Overtraining, under-recovery, lack of glycogen and (possibly) calcium, and being in the luteal phase of your menstrual cycle are factors I can think of offhand.

I'm sure your lifts will be back to where they should be by the next workout, though. Just take it easy, like everyone else has said. I'll burn some good squat juju for you. :)
 
That's frustrating when that happens, but anymore, it just makes me excited because I KNOW that if I just listen to my body and lay off, it generally translates to a HUGE jump about a week or two later. I once had about 4 weeks like that, then BAM....80 pound PR's left and right.
 
This ain't aerobics. You have to go with the flow. If you set yourself up thinking that you've done everything right and you're going to have a record workout, you're setting yourself up for failure.

Positive attitude is fine, but predetermined goals can come back and bite you.
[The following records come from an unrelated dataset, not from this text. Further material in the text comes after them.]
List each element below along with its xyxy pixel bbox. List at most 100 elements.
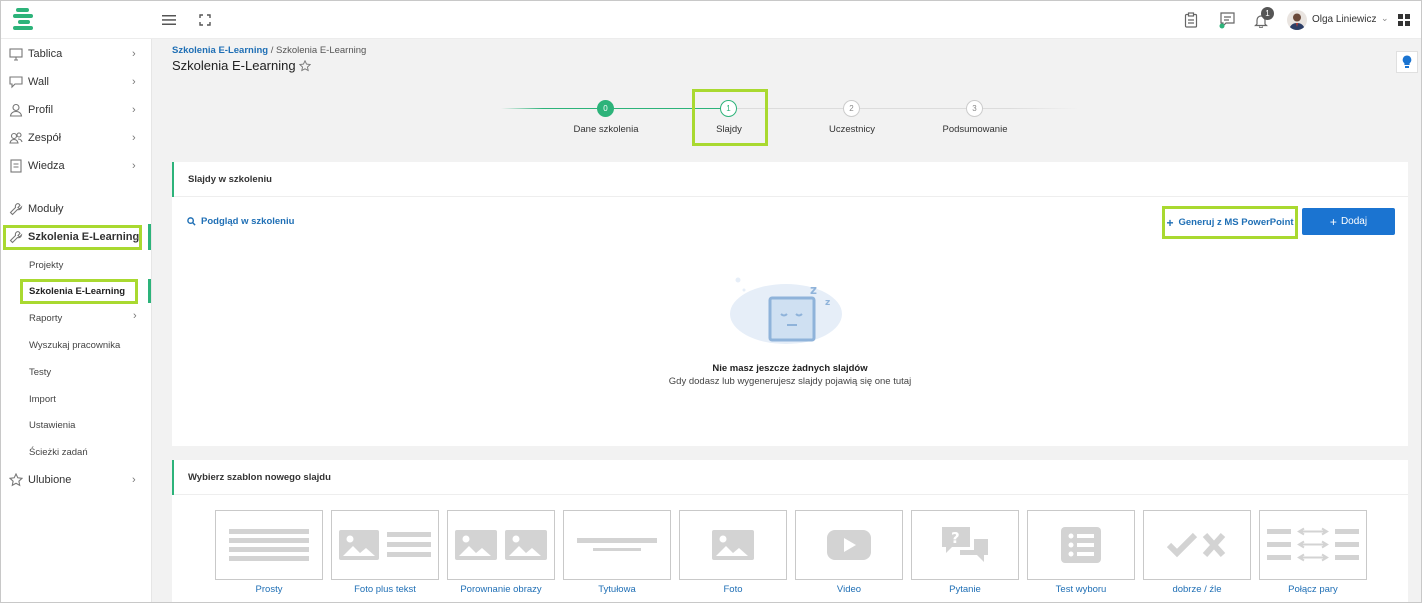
breadcrumb-separator: / <box>268 45 276 56</box>
card-header: Slajdy w szkoleniu <box>172 162 1408 197</box>
chat-icon[interactable] <box>1217 10 1237 30</box>
chevron-right-icon: › <box>133 310 137 322</box>
template-tytulowa[interactable] <box>563 510 671 580</box>
card-accent <box>172 162 174 197</box>
page-title-text: Szkolenia E-Learning <box>172 58 296 73</box>
check-cross-icon <box>1167 532 1226 558</box>
step-3-dot[interactable]: 3 <box>966 100 983 117</box>
sidebar-subitem-testy[interactable]: Testy <box>29 367 51 378</box>
stepper-line-done <box>501 108 606 109</box>
chevron-down-icon[interactable]: ⌄ <box>1381 13 1389 24</box>
breadcrumb-link[interactable]: Szkolenia E-Learning <box>172 45 268 56</box>
star-icon <box>9 473 23 487</box>
breadcrumb: Szkolenia E-Learning / Szkolenia E-Learn… <box>172 45 366 56</box>
template-test-wyboru[interactable] <box>1027 510 1135 580</box>
video-play-icon <box>827 530 871 560</box>
template-label[interactable]: Połącz pary <box>1259 584 1367 595</box>
chevron-right-icon: › <box>132 474 136 486</box>
preview-link[interactable]: Podgląd w szkoleniu <box>187 216 294 227</box>
sidebar-item-label: Ulubione <box>28 474 72 486</box>
template-label[interactable]: Foto <box>679 584 787 595</box>
user-name[interactable]: Olga Liniewicz <box>1312 14 1376 25</box>
template-foto-plus-tekst[interactable] <box>331 510 439 580</box>
sidebar-subitem-import[interactable]: Import <box>29 394 56 405</box>
sidebar-subitem-sciezki[interactable]: Ścieżki zadań <box>29 447 88 458</box>
template-label[interactable]: dobrze / źle <box>1143 584 1251 595</box>
step-3-label[interactable]: Podsumowanie <box>943 124 1008 135</box>
template-label[interactable]: Tytułowa <box>563 584 671 595</box>
template-polacz-pary[interactable] <box>1259 510 1367 580</box>
plus-icon: + <box>1166 215 1174 230</box>
svg-text:?: ? <box>951 529 960 547</box>
chevron-right-icon: › <box>132 160 136 172</box>
sidebar-item-ulubione[interactable]: Ulubione › <box>1 467 152 493</box>
empty-state-title: Nie masz jeszcze żadnych slajdów <box>712 363 868 374</box>
sidebar-subitem-ustawienia[interactable]: Ustawienia <box>29 420 75 431</box>
template-dobrze-zle[interactable] <box>1143 510 1251 580</box>
card-header: Wybierz szablon nowego slajdu <box>172 460 1408 495</box>
top-bar: 1 Olga Liniewicz ⌄ <box>1 1 1421 39</box>
step-0-label[interactable]: Dane szkolenia <box>574 124 639 135</box>
chat-bubble-icon <box>9 76 23 89</box>
template-label[interactable]: Foto plus tekst <box>331 584 439 595</box>
text-lines-icon <box>229 529 309 561</box>
preview-link-label: Podgląd w szkoleniu <box>201 216 295 227</box>
template-label[interactable]: Prosty <box>215 584 323 595</box>
sidebar-item-label: Profil <box>28 104 54 116</box>
sidebar-item-label: Wiedza <box>28 160 65 172</box>
lightbulb-icon[interactable] <box>1396 51 1418 73</box>
sidebar-item-moduly[interactable]: Moduły <box>1 196 152 222</box>
empty-state-subtitle: Gdy dodasz lub wygenerujesz slajdy pojaw… <box>668 376 912 387</box>
sidebar-item-zespol[interactable]: Zespół › <box>1 125 152 151</box>
template-video[interactable] <box>795 510 903 580</box>
sidebar-subitem-wyszukaj[interactable]: Wyszukaj pracownika <box>29 340 120 351</box>
template-prosty[interactable] <box>215 510 323 580</box>
favorite-star-icon[interactable] <box>298 59 311 72</box>
hamburger-menu-icon[interactable] <box>159 10 179 30</box>
user-icon <box>9 103 23 117</box>
chevron-right-icon: › <box>132 132 136 144</box>
avatar[interactable] <box>1287 10 1307 30</box>
sidebar-item-wiedza[interactable]: Wiedza › <box>1 153 152 179</box>
templates-card: Wybierz szablon nowego slajdu Prosty Fot… <box>172 460 1408 602</box>
svg-text:z: z <box>810 283 817 297</box>
sidebar-item-profil[interactable]: Profil › <box>1 97 152 123</box>
plus-icon: + <box>1329 214 1337 229</box>
stepper-line-pending <box>729 108 1079 109</box>
template-foto[interactable] <box>679 510 787 580</box>
step-2-dot[interactable]: 2 <box>843 100 860 117</box>
template-label[interactable]: Pytanie <box>911 584 1019 595</box>
sidebar-subitem-projekty[interactable]: Projekty <box>29 260 63 271</box>
sidebar-item-label: Tablica <box>28 48 63 60</box>
fullscreen-icon[interactable] <box>195 10 215 30</box>
template-label[interactable]: Porownanie obrazy <box>447 584 555 595</box>
page-title: Szkolenia E-Learning <box>172 58 311 73</box>
search-icon <box>187 217 196 226</box>
sidebar-item-tablica[interactable]: Tablica › <box>1 41 152 67</box>
chevron-right-icon: › <box>132 76 136 88</box>
notification-badge: 1 <box>1261 7 1274 20</box>
clipboard-icon[interactable] <box>1181 10 1201 30</box>
two-images-icon <box>455 530 547 560</box>
chevron-right-icon: › <box>132 104 136 116</box>
template-pytanie[interactable]: ? <box>911 510 1019 580</box>
add-button-label: Dodaj <box>1340 216 1368 227</box>
app-logo[interactable] <box>13 7 35 33</box>
app-window: 1 Olga Liniewicz ⌄ Tablica › Wall › Prof… <box>0 0 1422 603</box>
add-slide-button[interactable]: + Dodaj <box>1302 208 1395 235</box>
card-accent <box>172 460 174 495</box>
highlight-frame <box>3 225 142 250</box>
step-2-label[interactable]: Uczestnicy <box>829 124 875 135</box>
template-label[interactable]: Test wyboru <box>1027 584 1135 595</box>
sleeping-box-illustration: z z <box>730 277 842 344</box>
sidebar-subitem-raporty[interactable]: Raporty <box>29 313 62 324</box>
step-0-dot[interactable]: 0 <box>597 100 614 117</box>
template-label[interactable]: Video <box>795 584 903 595</box>
question-chat-icon: ? <box>942 527 988 562</box>
chevron-right-icon: › <box>132 48 136 60</box>
apps-grid-icon[interactable] <box>1394 10 1414 30</box>
sidebar-item-wall[interactable]: Wall › <box>1 69 152 95</box>
template-porownanie-obrazy[interactable] <box>447 510 555 580</box>
team-icon <box>9 132 23 144</box>
generate-powerpoint-button[interactable]: + Generuj z MS PowerPoint <box>1162 206 1298 239</box>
The only time that works (most of the time) is with a very well constructed periodization program.

I used to train a shrink. Her angle on life was that if she thought about it enough, and set up the situation in advance in her mind, that it would happen the way she thought it would. Worked for some of the variables in her life, but she got her ass kicked all the time in the gym. Then there were days she didn't think she'd do well and set PRs. But that's the world of weights.

If your routine is set up properly, and diet and rest are adequate, you should hit your heavy lifts most of the time. If you're not hitting them on a regular basis, something is wrong.